Day 6: Charles Rammelkamp on "When I Crossed into Canada"

For Day 6 of 30 Days of the Five-Two, Charles Rammelkamp's commentary on Robert Cooperman's "When I Crossed into Canada". —Gerald So

While the war in Afghanistan is often called America’s longest war, sixteen years and counting, by some accounts the War in Vietnam lasted at least eighteen years. It certainly hung like a cloud over my youth, and, moreover, it was mainly fought by American kids who’d been conscripted into the army without any say in the matter.

Ken Burns’ recent 18-hour PBS documentary film series renewed an interest in the war, which has never really gone away, despite the nearly forty-five years since American withdrawal.

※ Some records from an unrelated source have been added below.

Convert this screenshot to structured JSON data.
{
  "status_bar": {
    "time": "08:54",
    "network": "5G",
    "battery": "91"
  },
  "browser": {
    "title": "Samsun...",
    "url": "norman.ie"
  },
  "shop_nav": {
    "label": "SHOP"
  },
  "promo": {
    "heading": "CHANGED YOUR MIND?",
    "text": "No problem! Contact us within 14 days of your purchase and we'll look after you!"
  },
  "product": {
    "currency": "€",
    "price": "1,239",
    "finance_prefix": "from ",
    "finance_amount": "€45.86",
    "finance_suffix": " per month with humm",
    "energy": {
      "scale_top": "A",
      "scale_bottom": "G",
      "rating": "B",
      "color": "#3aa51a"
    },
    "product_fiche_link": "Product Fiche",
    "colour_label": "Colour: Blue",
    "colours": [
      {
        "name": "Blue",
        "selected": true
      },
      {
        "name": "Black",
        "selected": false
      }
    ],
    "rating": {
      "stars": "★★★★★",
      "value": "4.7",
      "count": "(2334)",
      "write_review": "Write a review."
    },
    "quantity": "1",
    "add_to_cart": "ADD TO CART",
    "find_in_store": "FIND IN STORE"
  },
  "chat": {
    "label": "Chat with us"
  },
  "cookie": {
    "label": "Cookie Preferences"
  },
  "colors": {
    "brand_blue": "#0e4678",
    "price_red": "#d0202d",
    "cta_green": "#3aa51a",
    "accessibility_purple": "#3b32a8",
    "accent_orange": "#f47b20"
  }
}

Bob Cooperman's recent poetry collection, Draft Board Blues, likewise evokes that era in vivid detail. Hundreds of thousands of lives ruined for a war politicians deemed necessary and continued to support only because they didn't have the courage to admit their mistakes. Many died, many more were permanently maimed, scarred physically and psychologically. Others went into exile.

But Cooperman's Five-Two poem, “When I Crossed into Canada,” from October 2017, which is not in his collection, addresses the situation of draft dodgers who fled to Canada and makes their sacrifice relevant again. He describes the people he encountered in 1968, "glancing over shoulders, / as if fearful ... they’d be thrown out, scooped / up by the draft like strays by dogcatchers." They wore "the hollow look of exiles," forever denied their friends, lovers, home.

And yet, watching the KKK and Nazi sympathizers running amok in Charlottesville, the narrator gets in touch with an old friend from Charlottesville, now seeking asylum himself, in Toronto.

"You should get out too," he advised,
"while you still can," paranoia a sane response,
ever since the early morning of November 9th.

—Charles Rammelkamp

1 comment:

charriss said...

Charles Rammelkamp's reviews are always relevant and meticulous. I always learn from them. This one is no exception.